That title probably suggests a broader scope than this entry will actually offer. However, I couldn't resist commenting on Shigeru Miyamoto's remark that Nintendo's E3 lead balloon Wii Music is "better than a video game". Hubris is expected, if not justified, from the man who created both Mario and The Legend of Zelda, especially when his output captures the public's imagination and money in the quantities Miyamoto's recently has; but any time an artist (allow me to forgo argument for application of the term here) decides he is bigger than his medium, there is cause for concern. In this entry, I want to examine Nintendo's current audience, and the prospects of its existing after the end of this console cycle.
There is no doubt that Wii Music is a casual title, like every other game Nintendo showed during their now infamous E3 press conference. And it's tough to fault them when they've risen to dominance in the perpetual "console war" on the backs of casual gamers. This has naturally lead to spurned hardcores branding the Wii a "toy" and a "fad". But the casual market was big business long before Nintendo began testing its waters with their little white box, and while I suppose it could still turn out to be the case that the Wii really is just a fad, casual gaming most certainly is not. However, this is not to say that the casual market will always exist. One need look no further than the 1984 video game crash to see that a booming market, and one that has been around too long to be called a fad, can still disappear virtually overnight.
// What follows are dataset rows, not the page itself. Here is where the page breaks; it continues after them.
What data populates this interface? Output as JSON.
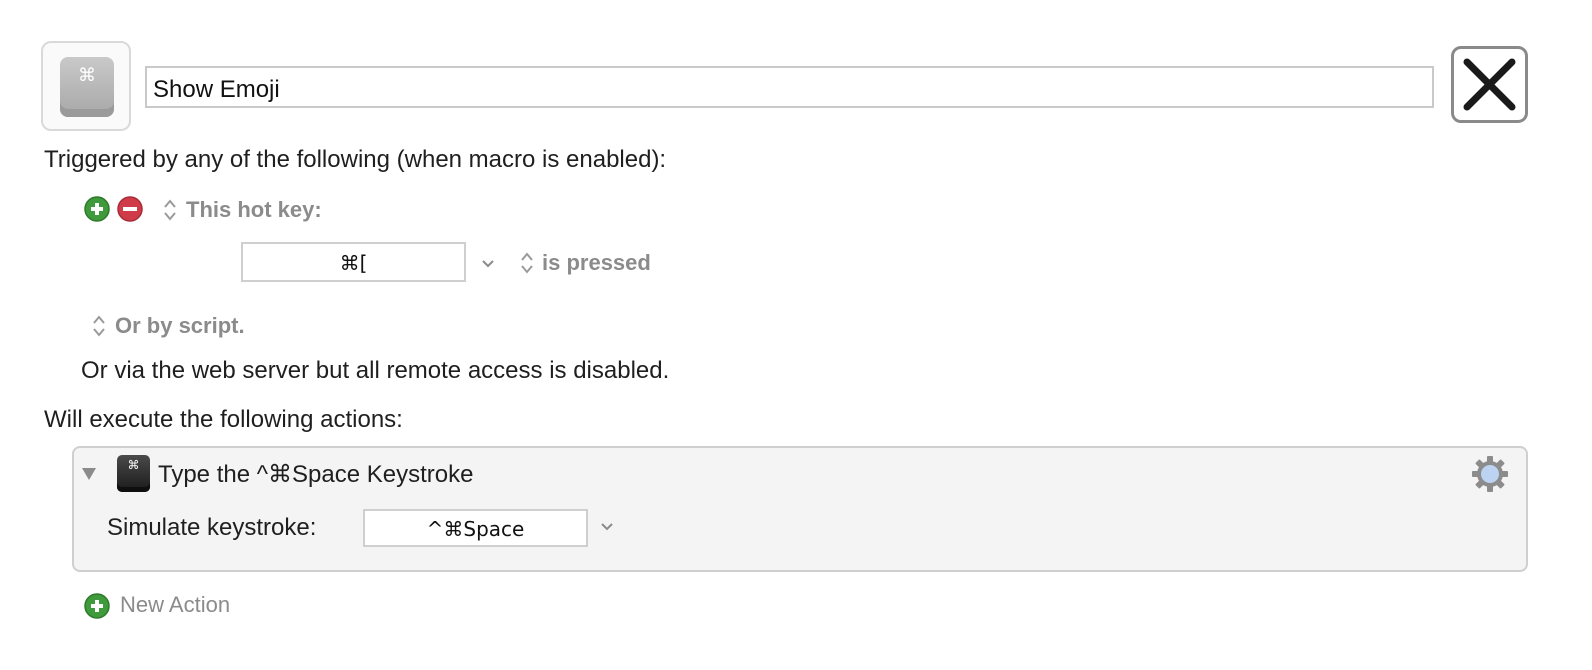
{
  "macro": {
    "icon_glyph": "⌘",
    "name": "Show Emoji",
    "close_icon": "close-x-icon"
  },
  "triggers": {
    "heading": "Triggered by any of the following (when macro is enabled):",
    "hot_key_label": "This hot key:",
    "hot_key_value": "⌘[",
    "hot_key_condition": "is pressed",
    "script_label": "Or by script.",
    "web_server_note": "Or via the web server but all remote access is disabled."
  },
  "actions": {
    "heading": "Will execute the following actions:",
    "items": [
      {
        "icon_glyph": "⌘",
        "title": "Type the ^⌘Space Keystroke",
        "field_label": "Simulate keystroke:",
        "field_value": "^⌘Space"
      }
    ],
    "new_action_label": "New Action"
  },
  "colors": {
    "add_green": "#3f9a3b",
    "remove_red": "#cf3b48",
    "muted_gray": "#8b8b8b",
    "border_gray": "#cfcfcf"
  }
}
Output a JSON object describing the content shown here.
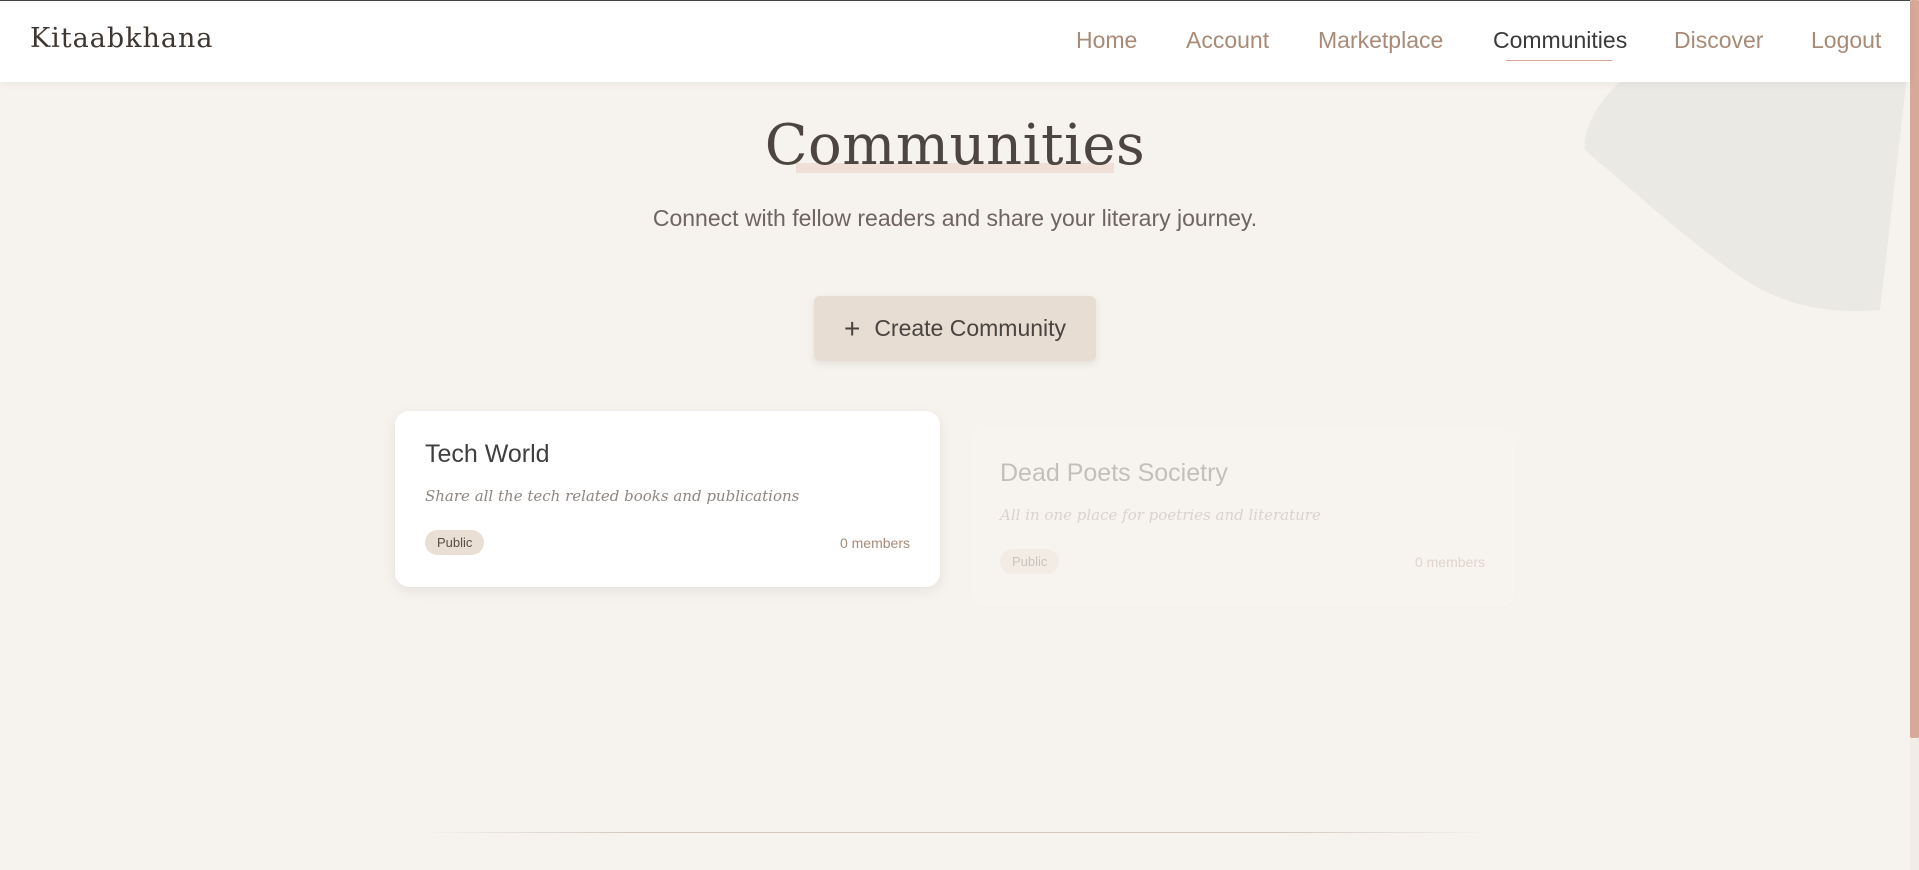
{
  "brand": "Kitaabkhana",
  "nav": {
    "items": [
      {
        "label": "Home"
      },
      {
        "label": "Account"
      },
      {
        "label": "Marketplace"
      },
      {
        "label": "Communities",
        "active": true
      },
      {
        "label": "Discover"
      },
      {
        "label": "Logout"
      }
    ]
  },
  "header": {
    "title": "Communities",
    "subtitle": "Connect with fellow readers and share your literary journey."
  },
  "create_button": {
    "icon": "plus-icon",
    "label": "Create Community"
  },
  "communities": [
    {
      "name": "Tech World",
      "description": "Share all the tech related books and publications",
      "visibility": "Public",
      "members": "0 members"
    },
    {
      "name": "Dead Poets Societry",
      "description": "All in one place for poetries and literature",
      "visibility": "Public",
      "members": "0 members"
    }
  ],
  "colors": {
    "background": "#f6f2ed",
    "accent": "#a88a77",
    "button": "#e8ddd2",
    "scrollbar": "#d7a996"
  }
}
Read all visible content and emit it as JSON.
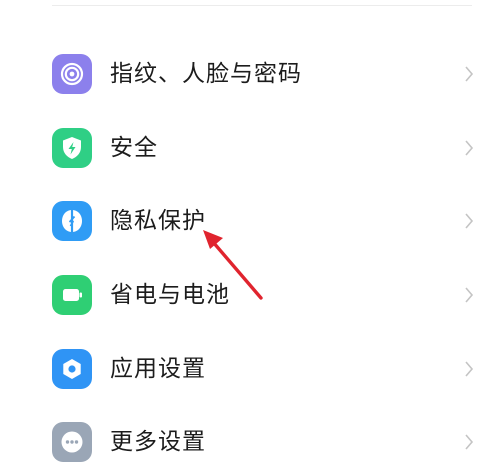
{
  "settings": {
    "items": [
      {
        "label": "指纹、人脸与密码",
        "icon": "fingerprint-icon",
        "color": "#8c80ec"
      },
      {
        "label": "安全",
        "icon": "shield-icon",
        "color": "#2fcf85"
      },
      {
        "label": "隐私保护",
        "icon": "privacy-icon",
        "color": "#2f9cf5"
      },
      {
        "label": "省电与电池",
        "icon": "battery-icon",
        "color": "#2fcf74"
      },
      {
        "label": "应用设置",
        "icon": "gear-icon",
        "color": "#2f94f5"
      },
      {
        "label": "更多设置",
        "icon": "more-icon",
        "color": "#9aa6b6"
      }
    ]
  },
  "annotation": {
    "type": "red-arrow",
    "target": "隐私保护",
    "color": "#e0242e"
  }
}
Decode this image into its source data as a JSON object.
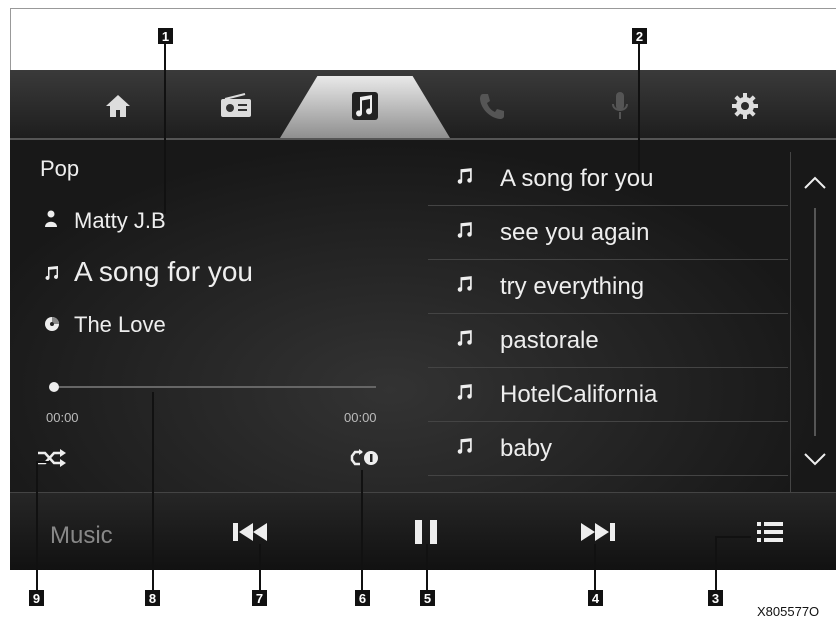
{
  "nav": {
    "tabs": [
      {
        "name": "home",
        "icon": "home-icon"
      },
      {
        "name": "radio",
        "icon": "radio-icon"
      },
      {
        "name": "music",
        "icon": "music-icon",
        "active": true
      },
      {
        "name": "phone",
        "icon": "phone-icon"
      },
      {
        "name": "voice",
        "icon": "microphone-icon"
      },
      {
        "name": "settings",
        "icon": "gear-icon"
      }
    ]
  },
  "now_playing": {
    "genre": "Pop",
    "artist": "Matty J.B",
    "title": "A song for you",
    "album": "The Love",
    "elapsed": "00:00",
    "total": "00:00",
    "progress": 0
  },
  "playlist": {
    "items": [
      "A song for you",
      "see you again",
      "try everything",
      "pastorale",
      "HotelCalifornia",
      "baby"
    ]
  },
  "bottom": {
    "source_label": "Music"
  },
  "callouts": [
    "1",
    "2",
    "3",
    "4",
    "5",
    "6",
    "7",
    "8",
    "9"
  ],
  "figure_code": "X805577O",
  "colors": {
    "background": "#1a1a1a",
    "text": "#eeeeee",
    "muted": "#888888"
  }
}
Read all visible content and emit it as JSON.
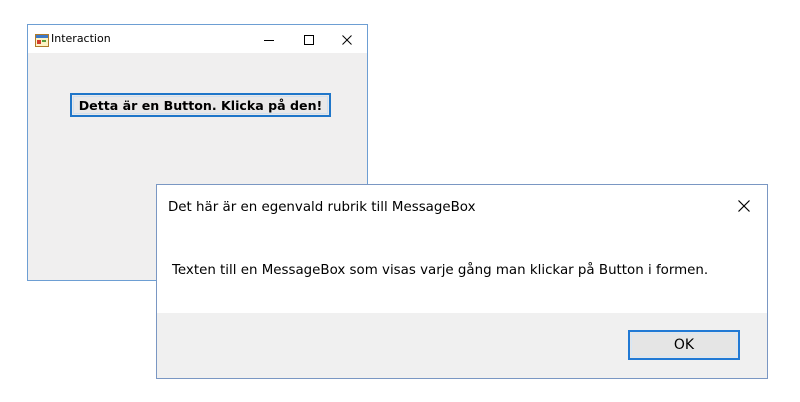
{
  "form_window": {
    "title": "Interaction",
    "icon": "app-form-icon",
    "caption_buttons": {
      "minimize_icon": "minimize-icon",
      "maximize_icon": "maximize-icon",
      "close_icon": "close-icon"
    },
    "button_label": "Detta är en Button. Klicka på den!"
  },
  "message_box": {
    "title": "Det här är en egenvald rubrik till MessageBox",
    "text": "Texten till en MessageBox som visas varje gång man klickar på Button i formen.",
    "close_icon": "close-icon",
    "ok_label": "OK"
  },
  "colors": {
    "window_border": "#6d9ed3",
    "client_background": "#f0efef",
    "button_focus_border": "#1f76c9",
    "dialog_border": "#7a97c3",
    "dialog_footer": "#f0f0f0"
  }
}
But while history can serve as a cautionary tale, it cannot predict the future. Therefore, the question of whether the present market for casual games will continue throughout this console generation and beyond is open to debate. My personal opinion is that we are not likely to see another crash like the one in 1984, which is across the board and more or less brings the industry to its knees. But I am starting to wonder whether there may not be a similar crash in the casual market sometime in the next few years. While the enthusiast market will never produce, by itself, the kind of revenue we're presently seeing, it is also unlikely to get overburdened with the kind of sub-par junk that causes markets to crash in the first place. When the uneducated consumer feels that she is more likely to get junk than quality for her money, she will find something else on which to spend her money. Take a look at the Wii section next time you're at a game retailer, and you'll see that the mechanism for destroying consumer trust is already being assembled. For every Wii Sports, there are at least 15 Ninja Bread Men.
The difference between 2008 and 1984 is that the hardcore market is viable now in a way it wasn't then. Therefore, when what I consider the inevitable crash of the casual market occurs, it won't spell the end of gaming as we know it. As long as Sony, Microsoft, Nintendo and the wealth of great third-party developers continue to produce games aimed at the hardcore market, that market is not going away. Of course when Miyamoto starts talking about his latest casual endeavor being "better than a video game", there seems to be cause for concern. And there is cause for outright fear when he says, as he did in an interview with 1Up's James Mielke: "With Zelda, we have to consider how to make it accessible for new gamers to pick up and play and enjoy just as hardcore gamers have." Have? Hopefully something has been lost in translation, but one would be excused for thinking that quote points at a casual future even for Nintendo's franchise titles.
As noted before, this is all speculation. Miyamoto may prove us all wrong again, and Wii Music may turn out to actually be better than a game, ushering in the era of console edutainment. But the market is bigger even than the great Shiggy, and it will ultimately be the quality of the Wii's software library--and not a single game--that determines its longevity, and maybe even the longevity of the casual market for console games.